Entertainment remains the key swing factor. While streaming profitability improved sharply, divisional earnings fell on lower political advertising and elevated marketing spend tied to major film releases. Management guided to flat YoY operating income in Q2 despite continued streaming improvement.
Sports (ESPN) continues to face structural margin pressure, with higher rights costs and a temporary YouTube TV carriage dispute weighing on results. Disney guided to a further ~$100m QoQ decline in sports operating income next quarter.
- Overall, their FY outlook was left intact, with Disney targeting double-digit EPS growth and high-single-digit experience income growth, both weighted to the second half, implying a longer-dated recovery than the market was unwilling to wait for.
We’ve owned Disney in the past but not for a few years, and the stock is trading only mildly above the level we sold it back in late 2023. While we continue to like some parts of their business, there always seem to be areas that are grappling with headwinds – in this result it was sports impacted by rising costs. Our positive view historically revolved around streaming, and their decision to create their own platform rather than provide content for others. A more costly approach, but one if executed well, would yield better returns over time. That is starting to play out, however not to the extent that it can offset weakness elsewhere.

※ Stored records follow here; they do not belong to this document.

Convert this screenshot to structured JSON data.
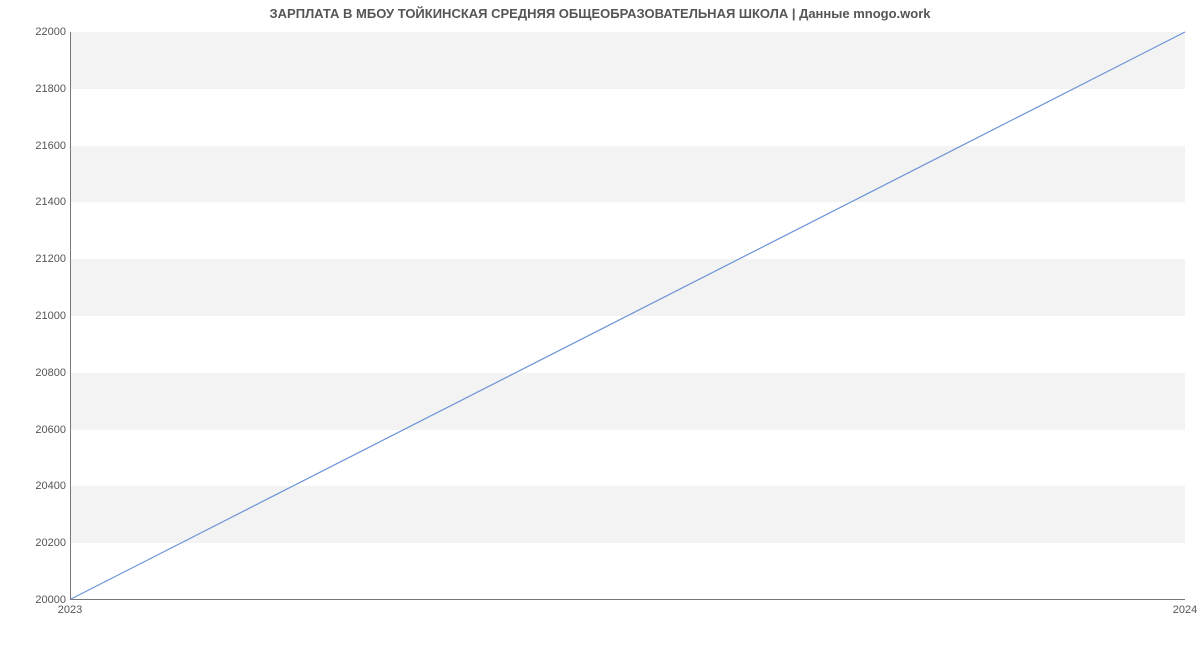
{
  "chart_data": {
    "type": "line",
    "title": "ЗАРПЛАТА В МБОУ ТОЙКИНСКАЯ СРЕДНЯЯ  ОБЩЕОБРАЗОВАТЕЛЬНАЯ ШКОЛА | Данные mnogo.work",
    "x": [
      "2023",
      "2024"
    ],
    "values": [
      20000,
      22000
    ],
    "xlabel": "",
    "ylabel": "",
    "ylim": [
      20000,
      22000
    ],
    "yticks": [
      20000,
      20200,
      20400,
      20600,
      20800,
      21000,
      21200,
      21400,
      21600,
      21800,
      22000
    ],
    "xticks": [
      "2023",
      "2024"
    ],
    "line_color": "#6b94d6",
    "grid_bands": true
  }
}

For a business of this scale and quality, an Est PE of 15.8x for FY26 is not too daunting, though it’s unlikely that growth will pick up until later in 2026 /early 2027 where structural changes made in prior periods under outgoing CEO Bob Igor should bear fruit. The board announced plans to name Iger’s successor in early 2026 ahead of his scheduled departure at the end of 2026, with Josh D’Amaro, the current Chairman of Disney Experiences the most likely replacement.
- This is a stock to keep on the radar, but it seems too early for now.